In the March 3, 2011 issue of Nature, there is a retraction of the Letter "Mediation of pathogen resistance by exudation of antimicrobials from roots" [Nature 434, 217–221 (2005)]. I am intrigued by the first sentence of the note:
The authors wish to retract this Letter after a key reference by Walker et al. (ref. 9 in this Letter) was retracted from the scientific literature.

It turns out that the 2003 Walter et al. J. Agric. Food Chem. paper (withdrawn in October 2009) and the 2005 Nature Letter were from the same group. Overall, it took ~6 years each for the two papers to be retracted. As of today, they have been cited 76 and 84 times respectively accordingly to Google scholar.

Sunday, February 27, 2011

Evidences for transient Hoogsteen base pairs in canonical DNA duplex

In the February 24, 2011 issue of Nature, there is an interesting article by Nikolova et al., titled "Transient Hoogsteen base pairs in canonical duplex DNA". Its main discovery is succinctly summarized in the abstract:
By using nuclear magnetic resonance relaxation dispersion spectroscopy in concert with steered molecular dynamics simulations, we have observed transient sequence-specific excursions away from Watson–Crick base-pairing at CA and TA steps inside canonical duplex DNA towards low-populated and short-lived A•T and G•C Hoogsteen base pairs. The observation of Hoogsteen base pairs in DNA duplexes specifically bound to transcription factors and in damaged DNA sites implies that the DNA double helix intrinsically codes for excited state Hoogsteen base pairs as a means of expanding its structural complexity beyond that which can be achieved based on Watson–Crick base-pairing.
Geometrically, the Hoogsteen base pair is related to the Watson-Crick base pair by a 180-degree rotation about the glycosidic bond (N9–C1'). While the A•T Hoogsteen base pair is classic, the similar G•C+ Hoogsteen pair (with protonation of cytosine N3) is equally possible. The A•T and G•C Hoogsteen base pairs have two perfect H-bonds, so they are energetically stable. As for their existence in DNA duplex, the most direct evidence comes from the "trap" experiments (see Fig.3 of the paper). In the News & Views section, Honig and Rohs provide a nice recap of the main point and implications of this work.

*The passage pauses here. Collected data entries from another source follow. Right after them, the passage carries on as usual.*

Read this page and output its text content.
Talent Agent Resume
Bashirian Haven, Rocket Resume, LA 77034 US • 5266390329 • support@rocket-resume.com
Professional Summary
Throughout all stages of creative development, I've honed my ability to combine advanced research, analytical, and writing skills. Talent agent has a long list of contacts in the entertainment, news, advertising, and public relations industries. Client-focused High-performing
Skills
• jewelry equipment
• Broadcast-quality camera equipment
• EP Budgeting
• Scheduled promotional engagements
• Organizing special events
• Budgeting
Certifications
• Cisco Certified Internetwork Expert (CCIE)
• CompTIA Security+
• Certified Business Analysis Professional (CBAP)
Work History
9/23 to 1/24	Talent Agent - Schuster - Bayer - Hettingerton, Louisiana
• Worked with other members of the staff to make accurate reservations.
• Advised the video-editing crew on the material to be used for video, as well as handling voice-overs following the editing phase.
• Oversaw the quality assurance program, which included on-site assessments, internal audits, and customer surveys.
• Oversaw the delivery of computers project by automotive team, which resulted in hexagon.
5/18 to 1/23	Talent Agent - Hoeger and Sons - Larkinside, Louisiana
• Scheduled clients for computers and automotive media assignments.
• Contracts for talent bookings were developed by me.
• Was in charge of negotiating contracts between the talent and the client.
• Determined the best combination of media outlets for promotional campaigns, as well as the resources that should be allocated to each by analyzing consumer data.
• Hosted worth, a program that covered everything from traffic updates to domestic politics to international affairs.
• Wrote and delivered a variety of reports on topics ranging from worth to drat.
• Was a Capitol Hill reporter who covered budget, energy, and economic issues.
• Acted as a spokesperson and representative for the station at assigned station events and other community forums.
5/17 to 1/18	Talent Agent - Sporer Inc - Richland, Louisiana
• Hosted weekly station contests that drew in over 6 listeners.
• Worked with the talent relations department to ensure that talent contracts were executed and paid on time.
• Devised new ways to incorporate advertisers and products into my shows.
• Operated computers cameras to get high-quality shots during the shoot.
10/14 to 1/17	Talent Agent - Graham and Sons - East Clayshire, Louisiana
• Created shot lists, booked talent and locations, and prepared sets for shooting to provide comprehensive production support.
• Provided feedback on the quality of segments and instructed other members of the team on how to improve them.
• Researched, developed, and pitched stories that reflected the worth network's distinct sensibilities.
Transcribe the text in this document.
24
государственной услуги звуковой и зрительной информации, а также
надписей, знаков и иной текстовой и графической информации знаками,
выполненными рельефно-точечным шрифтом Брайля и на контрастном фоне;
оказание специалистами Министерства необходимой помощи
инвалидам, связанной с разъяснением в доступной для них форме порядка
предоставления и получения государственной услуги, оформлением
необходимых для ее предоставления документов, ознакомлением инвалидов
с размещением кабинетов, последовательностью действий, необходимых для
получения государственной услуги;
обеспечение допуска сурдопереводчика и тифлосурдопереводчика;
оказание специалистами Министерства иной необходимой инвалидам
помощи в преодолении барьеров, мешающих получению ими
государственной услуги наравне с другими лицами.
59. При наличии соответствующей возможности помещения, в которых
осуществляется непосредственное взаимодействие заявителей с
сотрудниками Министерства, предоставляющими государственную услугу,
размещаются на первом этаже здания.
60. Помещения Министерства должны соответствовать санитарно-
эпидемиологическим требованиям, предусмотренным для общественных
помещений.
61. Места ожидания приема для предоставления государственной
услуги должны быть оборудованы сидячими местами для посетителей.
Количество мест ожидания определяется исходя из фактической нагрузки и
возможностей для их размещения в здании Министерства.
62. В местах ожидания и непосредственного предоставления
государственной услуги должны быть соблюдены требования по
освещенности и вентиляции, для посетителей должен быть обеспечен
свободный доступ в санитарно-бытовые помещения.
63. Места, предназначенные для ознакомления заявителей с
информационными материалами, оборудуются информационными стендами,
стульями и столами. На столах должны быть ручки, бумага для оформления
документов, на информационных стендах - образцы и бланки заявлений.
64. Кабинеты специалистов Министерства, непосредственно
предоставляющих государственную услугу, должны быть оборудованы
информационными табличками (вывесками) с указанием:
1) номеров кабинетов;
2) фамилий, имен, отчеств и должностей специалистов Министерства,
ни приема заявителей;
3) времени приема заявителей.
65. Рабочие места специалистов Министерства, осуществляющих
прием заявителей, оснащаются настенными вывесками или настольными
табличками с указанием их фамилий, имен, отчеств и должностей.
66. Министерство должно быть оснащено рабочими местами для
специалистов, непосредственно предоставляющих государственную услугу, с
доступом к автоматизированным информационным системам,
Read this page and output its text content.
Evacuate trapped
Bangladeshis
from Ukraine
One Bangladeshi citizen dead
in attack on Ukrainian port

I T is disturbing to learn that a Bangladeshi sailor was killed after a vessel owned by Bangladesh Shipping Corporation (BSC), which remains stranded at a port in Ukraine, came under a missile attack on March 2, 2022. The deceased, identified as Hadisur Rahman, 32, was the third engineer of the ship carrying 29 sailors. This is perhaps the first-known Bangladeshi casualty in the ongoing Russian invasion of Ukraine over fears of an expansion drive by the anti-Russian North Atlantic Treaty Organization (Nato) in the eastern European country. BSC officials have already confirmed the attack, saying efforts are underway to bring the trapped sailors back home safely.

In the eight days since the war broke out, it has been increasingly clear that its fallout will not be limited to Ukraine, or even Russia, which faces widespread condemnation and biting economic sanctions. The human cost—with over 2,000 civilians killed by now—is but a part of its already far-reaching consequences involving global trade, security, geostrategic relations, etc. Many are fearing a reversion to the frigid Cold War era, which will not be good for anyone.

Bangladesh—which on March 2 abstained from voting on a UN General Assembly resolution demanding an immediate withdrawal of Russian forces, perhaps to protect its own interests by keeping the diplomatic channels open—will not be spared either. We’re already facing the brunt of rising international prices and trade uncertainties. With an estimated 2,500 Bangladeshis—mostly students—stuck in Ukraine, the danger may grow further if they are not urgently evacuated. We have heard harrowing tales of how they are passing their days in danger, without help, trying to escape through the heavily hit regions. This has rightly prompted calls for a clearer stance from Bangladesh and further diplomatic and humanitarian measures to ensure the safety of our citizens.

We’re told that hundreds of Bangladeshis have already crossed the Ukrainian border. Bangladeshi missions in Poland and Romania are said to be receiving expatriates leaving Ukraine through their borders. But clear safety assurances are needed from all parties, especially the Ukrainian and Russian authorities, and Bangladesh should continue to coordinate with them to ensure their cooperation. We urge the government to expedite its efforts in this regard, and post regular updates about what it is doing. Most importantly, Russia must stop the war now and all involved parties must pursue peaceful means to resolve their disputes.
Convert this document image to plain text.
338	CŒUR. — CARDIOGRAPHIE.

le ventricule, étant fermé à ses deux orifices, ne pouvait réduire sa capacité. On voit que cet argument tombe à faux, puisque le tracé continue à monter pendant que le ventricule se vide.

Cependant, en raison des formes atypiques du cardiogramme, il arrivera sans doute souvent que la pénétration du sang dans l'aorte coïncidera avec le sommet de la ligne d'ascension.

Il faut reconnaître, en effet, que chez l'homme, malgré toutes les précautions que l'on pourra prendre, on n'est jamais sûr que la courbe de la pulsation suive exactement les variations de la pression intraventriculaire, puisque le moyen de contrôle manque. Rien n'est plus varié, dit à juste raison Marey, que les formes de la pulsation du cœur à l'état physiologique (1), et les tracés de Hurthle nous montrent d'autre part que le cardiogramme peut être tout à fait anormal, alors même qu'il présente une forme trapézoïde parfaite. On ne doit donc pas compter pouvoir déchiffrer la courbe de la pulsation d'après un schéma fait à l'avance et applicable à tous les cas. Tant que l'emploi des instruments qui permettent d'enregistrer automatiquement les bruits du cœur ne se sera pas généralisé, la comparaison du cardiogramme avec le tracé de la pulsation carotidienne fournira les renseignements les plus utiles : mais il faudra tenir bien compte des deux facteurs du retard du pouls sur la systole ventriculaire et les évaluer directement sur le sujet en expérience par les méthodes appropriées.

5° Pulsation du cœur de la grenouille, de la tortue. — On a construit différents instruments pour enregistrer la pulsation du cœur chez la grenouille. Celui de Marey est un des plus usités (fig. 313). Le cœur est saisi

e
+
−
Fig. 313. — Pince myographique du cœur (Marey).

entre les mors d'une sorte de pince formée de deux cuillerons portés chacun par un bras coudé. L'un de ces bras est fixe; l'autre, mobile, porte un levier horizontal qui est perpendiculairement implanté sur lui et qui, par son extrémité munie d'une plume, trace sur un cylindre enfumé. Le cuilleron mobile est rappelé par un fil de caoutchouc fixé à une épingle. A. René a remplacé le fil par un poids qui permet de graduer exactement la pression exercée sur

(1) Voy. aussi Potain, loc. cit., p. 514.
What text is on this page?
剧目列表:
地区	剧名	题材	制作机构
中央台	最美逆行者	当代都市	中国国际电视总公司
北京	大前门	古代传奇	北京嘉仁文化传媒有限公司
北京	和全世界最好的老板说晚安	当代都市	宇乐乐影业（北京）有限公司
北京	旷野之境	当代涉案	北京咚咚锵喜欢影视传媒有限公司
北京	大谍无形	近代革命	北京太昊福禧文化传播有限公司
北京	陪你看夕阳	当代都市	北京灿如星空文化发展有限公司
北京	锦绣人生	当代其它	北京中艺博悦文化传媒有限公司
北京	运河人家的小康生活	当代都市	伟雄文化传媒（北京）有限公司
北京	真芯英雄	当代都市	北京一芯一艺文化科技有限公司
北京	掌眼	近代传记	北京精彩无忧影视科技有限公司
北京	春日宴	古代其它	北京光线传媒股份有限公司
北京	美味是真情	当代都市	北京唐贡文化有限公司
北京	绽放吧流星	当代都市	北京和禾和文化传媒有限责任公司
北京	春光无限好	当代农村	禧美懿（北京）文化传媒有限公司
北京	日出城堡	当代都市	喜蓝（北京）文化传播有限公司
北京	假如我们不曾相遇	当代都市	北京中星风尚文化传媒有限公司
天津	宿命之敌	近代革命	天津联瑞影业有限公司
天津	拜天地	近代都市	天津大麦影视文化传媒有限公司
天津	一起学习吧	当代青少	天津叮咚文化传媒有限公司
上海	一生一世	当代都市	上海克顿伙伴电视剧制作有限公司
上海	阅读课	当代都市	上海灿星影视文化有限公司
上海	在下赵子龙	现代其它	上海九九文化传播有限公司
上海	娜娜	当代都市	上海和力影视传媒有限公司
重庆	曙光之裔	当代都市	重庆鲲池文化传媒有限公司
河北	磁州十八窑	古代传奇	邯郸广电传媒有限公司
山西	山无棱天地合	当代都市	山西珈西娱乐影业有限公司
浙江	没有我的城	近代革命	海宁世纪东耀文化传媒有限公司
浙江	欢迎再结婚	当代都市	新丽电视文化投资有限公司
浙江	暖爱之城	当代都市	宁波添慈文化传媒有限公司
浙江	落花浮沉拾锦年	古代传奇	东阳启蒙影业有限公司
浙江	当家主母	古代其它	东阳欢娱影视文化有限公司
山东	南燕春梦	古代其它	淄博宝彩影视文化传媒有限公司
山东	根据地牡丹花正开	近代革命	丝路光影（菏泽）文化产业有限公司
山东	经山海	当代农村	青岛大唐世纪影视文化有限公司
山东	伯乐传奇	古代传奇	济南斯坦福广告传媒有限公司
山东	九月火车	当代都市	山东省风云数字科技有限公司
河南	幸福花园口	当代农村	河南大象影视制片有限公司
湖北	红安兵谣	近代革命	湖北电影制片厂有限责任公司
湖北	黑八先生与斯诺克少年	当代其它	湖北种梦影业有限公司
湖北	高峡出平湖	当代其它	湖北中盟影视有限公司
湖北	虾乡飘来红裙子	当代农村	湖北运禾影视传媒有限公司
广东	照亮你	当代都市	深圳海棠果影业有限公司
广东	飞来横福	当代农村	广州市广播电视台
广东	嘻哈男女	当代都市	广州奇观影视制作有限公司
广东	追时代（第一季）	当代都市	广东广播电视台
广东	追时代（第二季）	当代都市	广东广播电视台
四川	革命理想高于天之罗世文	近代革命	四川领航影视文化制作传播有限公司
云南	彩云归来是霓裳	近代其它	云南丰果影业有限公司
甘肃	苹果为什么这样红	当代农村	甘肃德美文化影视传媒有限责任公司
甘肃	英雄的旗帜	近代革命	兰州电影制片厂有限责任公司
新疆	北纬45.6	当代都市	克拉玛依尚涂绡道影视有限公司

As also observed in another recent publication, "Replication infidelity via a mismatch with Watson–Crick geometry", the base sequence has a subtle role in influencing the base-pairing schemes, three-dimensional structures and biological functions of DNA. However, we should not forget that only the Watson-Crick base pairs, and to a less extent, the G-U wobble pair, have the correct symmetry to ensure a "regular" double helical structure.